Hopefully OTB I would have realized that I could play Qh5 without saccing the g6 rook having played 40.Re1.

Dec-30-12  Patriot: <sshhhh> It looks like you are right that 41.Re5 Qxe5 wins for black. Also winning is 41...Rxg2+ 42.Rxg2 Qxg2+ 43.Kxg2 Rxh6 . When looking at the original position, if white 'passes' and allows black to move this is the current threat. 41.Re5 doesn't alter the original threat.
Premium Chessgames Member
  OhioChessFan: <sshhhh> yeah, you went the same route I did before I gave up.
Dec-30-12  James D Flynn: Materially Black is up a B for 2 pawns but one of tos pawns is on the 7th rank backed by a White R. Both Ks are in danger and Whites Q appears to be attacked by the R on h8 which is protected by the Q on b2. The Q cannot move off the h file because that would allow Black to mate by 41…..Rxh3+ 42,Kg1 Qb6+ 43.Kf1 Qf2#. The attack on the Q however, is more apparent than real, for if the Ron h8 moves off the back rank 42.Rg8+ Kd7 43.d8=Q+ and the Black K is subject to multiple checks by the new Q and both Rs. Which suggest that the Q can force the R to take with impunity let’s say by 41.Qh5 threatening double check by Rg8 or 41.Qh7 threatening 42,Rg8+ where after Rxg8 43,Qxg8+ and White gets a 2nd Q while the Q still protects the pawn on g2. White is not the only one who can sacrifice so with either Q move White must consider the reply 41…..Rxg2+ and therein lies a significant difference between Qh5 when 42.Rxg2 comes with a Q check and Qh7 when it doesn’t.

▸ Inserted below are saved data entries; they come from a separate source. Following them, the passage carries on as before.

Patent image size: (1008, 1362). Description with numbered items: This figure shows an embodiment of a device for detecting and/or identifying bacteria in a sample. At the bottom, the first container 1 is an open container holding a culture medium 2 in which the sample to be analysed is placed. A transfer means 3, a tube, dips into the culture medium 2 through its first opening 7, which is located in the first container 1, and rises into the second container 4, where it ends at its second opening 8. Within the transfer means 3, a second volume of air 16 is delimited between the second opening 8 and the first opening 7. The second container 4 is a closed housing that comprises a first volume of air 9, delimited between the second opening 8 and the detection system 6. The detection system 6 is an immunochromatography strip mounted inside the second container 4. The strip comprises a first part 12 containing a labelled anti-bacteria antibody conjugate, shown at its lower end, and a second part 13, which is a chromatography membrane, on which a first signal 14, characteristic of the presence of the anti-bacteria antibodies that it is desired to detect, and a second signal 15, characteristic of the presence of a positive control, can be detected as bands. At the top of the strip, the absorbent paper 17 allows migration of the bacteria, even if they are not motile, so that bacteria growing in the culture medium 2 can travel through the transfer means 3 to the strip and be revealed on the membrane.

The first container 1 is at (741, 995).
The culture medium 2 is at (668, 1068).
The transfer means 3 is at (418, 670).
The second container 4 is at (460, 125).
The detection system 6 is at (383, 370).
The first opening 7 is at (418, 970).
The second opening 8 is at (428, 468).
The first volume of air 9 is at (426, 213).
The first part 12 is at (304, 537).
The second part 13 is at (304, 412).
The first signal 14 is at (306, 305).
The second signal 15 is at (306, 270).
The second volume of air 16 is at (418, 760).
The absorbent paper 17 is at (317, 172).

For that reason Qh5 looks more promising but let’s just look at 41.Qh2 Rxg2+ 42,Rxg2(forced) Qxg2+ 43.Kxg2 Rxh7 now Black has won a pawn and the R on h7 threatens both the d7 pawn and the h3 pawn, White is quite lost. Therefore 41.Qh5 Rxh5(if Rxg2+ 42.Rxg2+ Rxh5 43.Rxb2 Rxh3+ 44.Kg2 b6 45.f5 Bxf5 46.Rf2 Rh5 47.Kg3 c5 48.Re5 Bg6 40.Rxh5 Bxh5 31.Rf5 Bg6 32.Re5 Bf7 33.a3 c4 34.Kf5 c3 35.Kf6 c2(else 36.Rd1 and mate on d8) 36.Rc1 Bb3 37.Rh1 Kd2 38.Rh8 c1=Q 39.e8=Q+ Kd6 41.Qd8+ Kc5 42.Rh5+ Kc4(a3 prevents the saving Kb4) 43.Qx8+ Kd3 44.Qxc1 wins)42.Rg1+ Kd2 43.Qd8+ Kd6 44.Rg6+ Kc7 45.Re7+ Kb8 46.Qxc8+ Kxc8 47.Rg8#
Dec-30-12  vonstolzing: thks
patriot and phony!
Dec-30-12  sshhhh: Good way of putting it, <Patriot>. Thanks.

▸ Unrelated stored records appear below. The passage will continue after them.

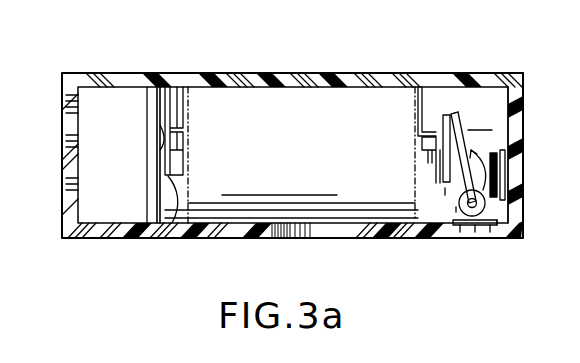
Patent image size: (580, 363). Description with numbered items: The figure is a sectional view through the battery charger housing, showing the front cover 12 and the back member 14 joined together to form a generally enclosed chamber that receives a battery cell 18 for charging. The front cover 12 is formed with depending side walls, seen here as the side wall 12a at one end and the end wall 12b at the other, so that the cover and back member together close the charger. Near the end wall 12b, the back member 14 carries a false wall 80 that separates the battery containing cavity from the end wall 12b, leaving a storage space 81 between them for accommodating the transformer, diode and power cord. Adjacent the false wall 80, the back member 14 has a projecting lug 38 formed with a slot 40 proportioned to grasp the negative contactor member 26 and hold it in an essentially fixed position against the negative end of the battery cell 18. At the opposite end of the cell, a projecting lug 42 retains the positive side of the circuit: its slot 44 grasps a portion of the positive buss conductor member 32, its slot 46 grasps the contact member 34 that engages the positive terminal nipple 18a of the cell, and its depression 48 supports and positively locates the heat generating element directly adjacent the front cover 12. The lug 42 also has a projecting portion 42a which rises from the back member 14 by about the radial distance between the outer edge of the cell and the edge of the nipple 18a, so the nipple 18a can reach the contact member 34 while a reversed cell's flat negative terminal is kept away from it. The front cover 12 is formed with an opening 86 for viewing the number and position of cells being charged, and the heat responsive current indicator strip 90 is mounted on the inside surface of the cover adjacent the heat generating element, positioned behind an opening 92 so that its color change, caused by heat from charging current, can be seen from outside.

The front cover 12 is at (210, 230).
The side wall 12a is at (514, 121).
The end wall 12b is at (66, 148).
The back member 14 is at (375, 79).
The battery cell 18 is at (256, 121).
The positive terminal nipple 18a is at (422, 150).
The negative contactor member 26 is at (172, 226).
The positive buss conductor member 32 is at (503, 160).
The contact member 34 is at (452, 113).
The lug 38 is at (177, 98).
The slot 40 is at (160, 150).
The lug 42 is at (468, 155).
The projecting portion 42a is at (430, 101).
The slot 44 is at (500, 208).
The slot 46 is at (445, 190).
The depression 48 is at (456, 208).
The false wall 80 is at (150, 97).
The storage space 81 is at (107, 107).
The opening 86 is at (283, 230).
The heat responsive current indicator 90 is at (485, 238).
The opening 92 is at (462, 228).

Dec-31-12  sera: <James D Flynn> Thank you for giving a detailed account.
Dec-31-12  sera: <morfishine> Your feedback is greatly appreciated.

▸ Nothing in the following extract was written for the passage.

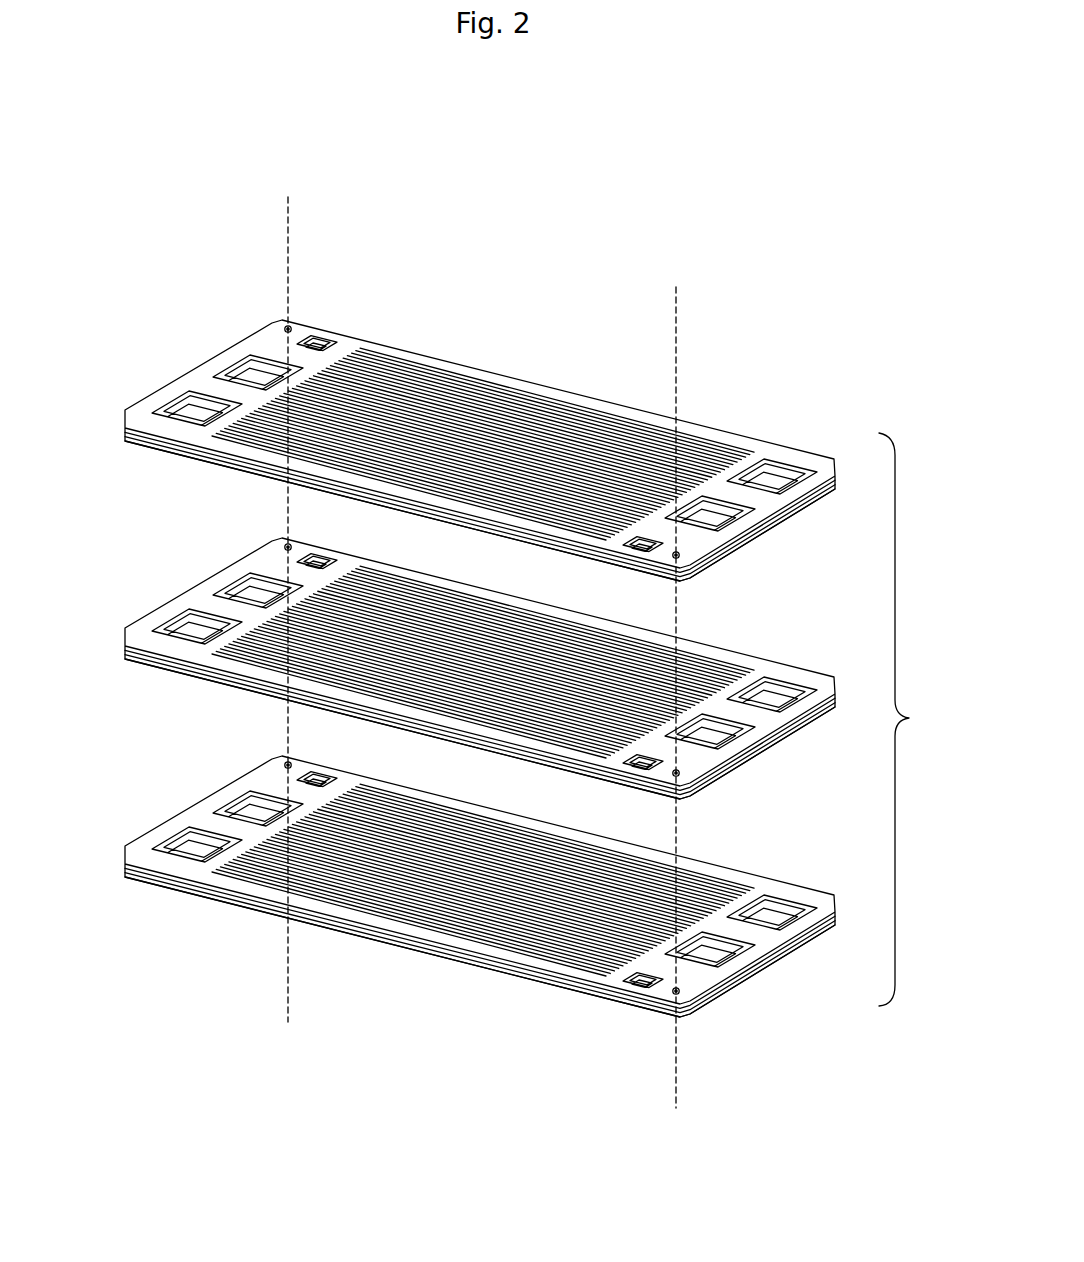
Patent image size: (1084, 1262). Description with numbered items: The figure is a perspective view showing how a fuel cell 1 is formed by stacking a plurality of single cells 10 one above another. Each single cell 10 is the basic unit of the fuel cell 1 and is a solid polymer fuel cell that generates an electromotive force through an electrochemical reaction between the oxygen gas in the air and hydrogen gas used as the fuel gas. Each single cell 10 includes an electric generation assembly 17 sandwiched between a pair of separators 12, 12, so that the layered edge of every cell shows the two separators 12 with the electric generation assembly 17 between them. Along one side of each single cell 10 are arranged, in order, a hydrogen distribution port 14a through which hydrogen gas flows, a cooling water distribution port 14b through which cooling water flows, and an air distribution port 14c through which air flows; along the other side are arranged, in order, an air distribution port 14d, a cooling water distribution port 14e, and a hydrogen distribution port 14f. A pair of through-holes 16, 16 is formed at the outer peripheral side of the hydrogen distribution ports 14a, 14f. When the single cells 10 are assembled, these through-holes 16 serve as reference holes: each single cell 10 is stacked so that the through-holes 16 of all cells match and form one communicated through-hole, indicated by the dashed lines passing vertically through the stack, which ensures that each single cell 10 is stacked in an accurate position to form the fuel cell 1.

Dec-31-12  morfishine: <Phony Benoni> Nice find on <40...Rd3> Overloading h3 would've pushed White over the edge

<sera> NP; feel free to drop by forum anytime! We are always looking at something!

Premium Chessgames Member
  fredthebear: Let us not forget 34.Bxg6, the Bishop sacrifice that started this White surge to the finish. It's capture allows the passed pawn.
Premium Chessgames Member
  FSR: This game is memorable on two counts. It is the only game in the database where Romi played what became known as the Romih Variation (1.d4 d5 2.c4 e6 3.Nc3 Nf6 4.Nf3 c6 5.e3 Nbd7 6.Bd3 Bb4). And of course for Maroczy's stunning 41.Qh5!!